Landespolitisch bestimmte sowohl bei der Vorstellung von Schleenbecker als auch der beiden Kandidaten für den Wahlkreis 19 die an vielen Orten schlechte Nahverkehrsanbindung des ländlichen Raums die Diskussion. Zudem gab es Aufforderungen aus der Versammlung, den Bau weiterer Umgehungsstraßen wie im Fall von Reiskirchen und Watzenborn-Steinberg im Landtag zu verhindern.
Als Zielmarken gaben alle Kandidaten den Gewinn der Direktmandate aus. »Beim letzten Mal waren wir schon nah dran. Diesmal will ich es holen«, sagte Katrin Schleenbecker unter Beifall. Im Wahlkreis 19 sieht van Slobbe nach dem Rückzug der Promis Volker Bouffier (CDU) und Thorsten Schäfer-Gümbel (SPD) Chancen für die Grünen.
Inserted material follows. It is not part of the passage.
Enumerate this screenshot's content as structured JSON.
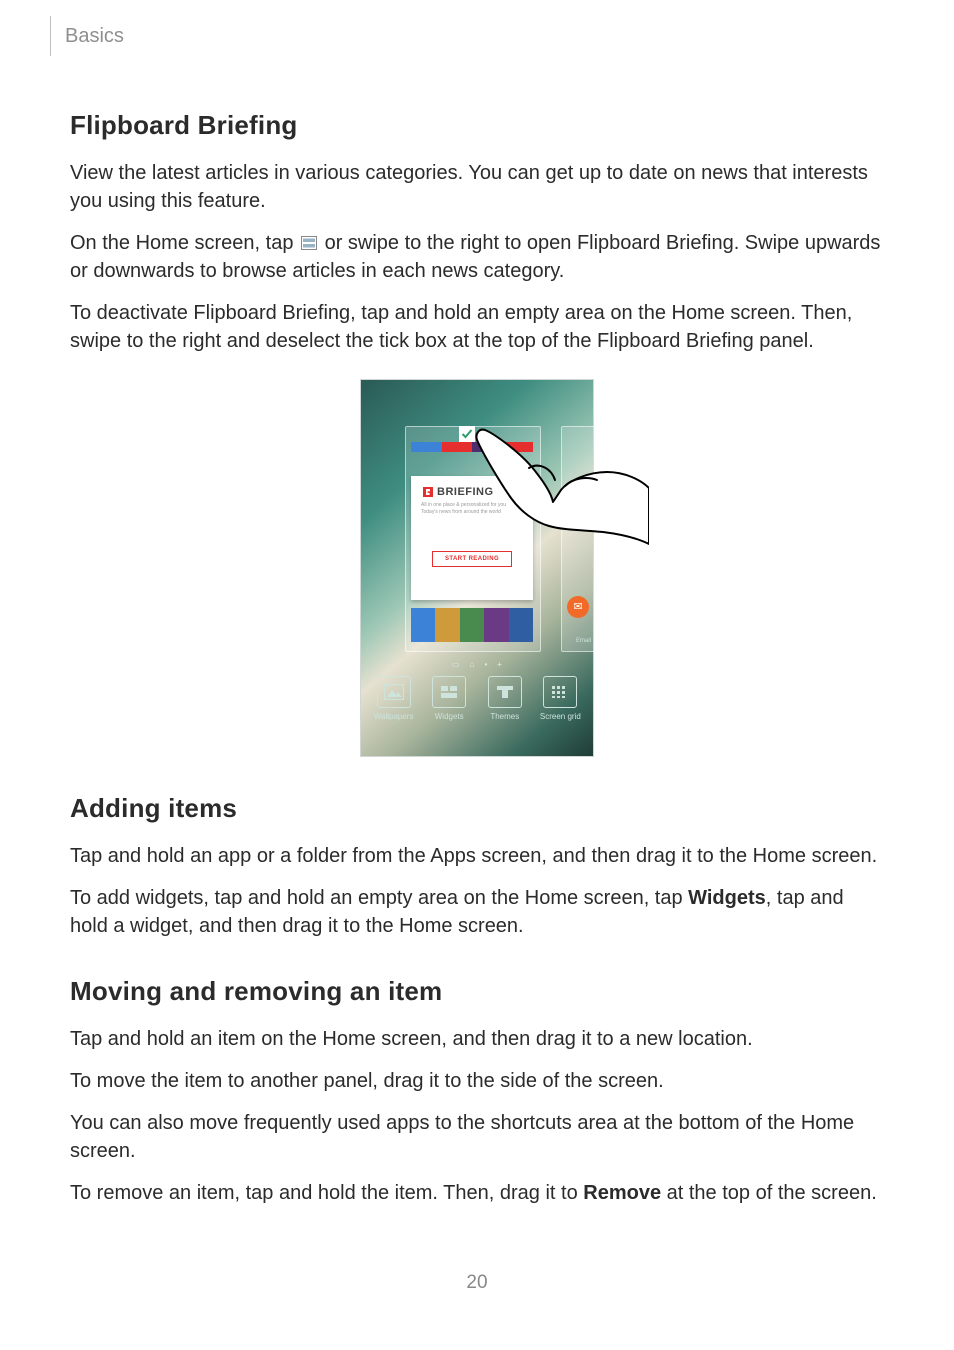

Nutzen kann die im kommenden Jahr nach Mittwochabend aber nicht er, sondern nur Mirold-Stroh aus Gießen.
Dass die Grünen im Kreis Gießen weiter starken Zulauf haben, zeigt eine Zahl, die Alexander Wright im Rahmen des Kassenberichts nannte. Die aktuell 470 Mitglieder sind ein Höchststand. Acht neue Mitglieder, die erstmals an einer Parteiversammlung teilnahmen, stellten sich zu Beginn persönlich vor.